J Neurochem. 1991 Jan;56(1):294-8. doi: 10.1111/j.1471-4159.1991.tb02595.x.
We investigated the effect of staurosporine on Ca2+/calmodulin-dependent protein kinase II (CaM kinase II) purified from rat brain. (a) Staurosporine (10-100 nM) inhibited the activity of CaM kinase II. The half-maximal and maximal inhibitory concentrations were 20 and 100 nM, respectively. (b) The inhibition with staurosporine was of the noncompetitive type with respect to ATP, calmodulin, and phosphate acceptor (beta-casein). (c) Staurosporine suppressed the auto-phosphorylation of alpha- and beta-subunits of CaM kinase II at concentrations similar to those at which the enzyme activity was inhibited. (d) Staurosporine also attenuated the Ca2+/calmodulin-independent activity of the autophosphorylated CaM kinase II. These results suggest that staurosporine inhibits CaM kinase II by interacting with the catalytic domain, distinct from the ATP-binding site or substrate-binding site, of the enzyme and that staurosporine is an effective inhibitor for CaM kinase II in the cell system.

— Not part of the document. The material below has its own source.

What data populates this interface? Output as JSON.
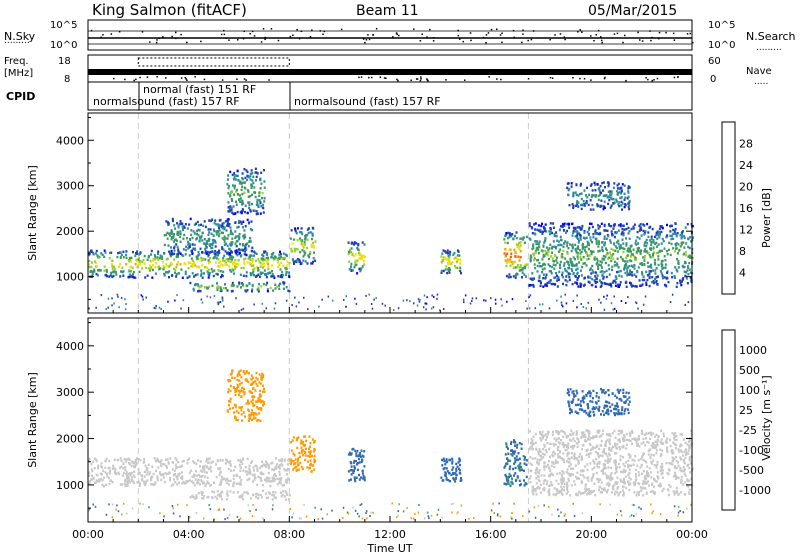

我们研究了星形孢菌素对从大鼠脑中纯化的钙/钙调蛋白依赖性蛋白激酶II(CaM激酶II)的作用。(a)星形孢菌素(10 - 100 nM)抑制CaM激酶II的活性。半最大抑制浓度和最大抑制浓度分别为20 nM和100 nM。(b)就ATP、钙调蛋白和磷酸受体(β-酪蛋白)而言,星形孢菌素的抑制作用属于非竞争性类型。(c)星形孢菌素在与抑制酶活性相似的浓度下抑制CaM激酶II的α和β亚基的自磷酸化。(d)星形孢菌素还减弱了自磷酸化的CaM激酶II的钙/钙调蛋白非依赖性活性。这些结果表明,星形孢菌素通过与该酶不同于ATP结合位点或底物结合位点的催化结构域相互作用来抑制CaM激酶II,并且星形孢菌素在细胞系统中是CaM激酶II的有效抑制剂。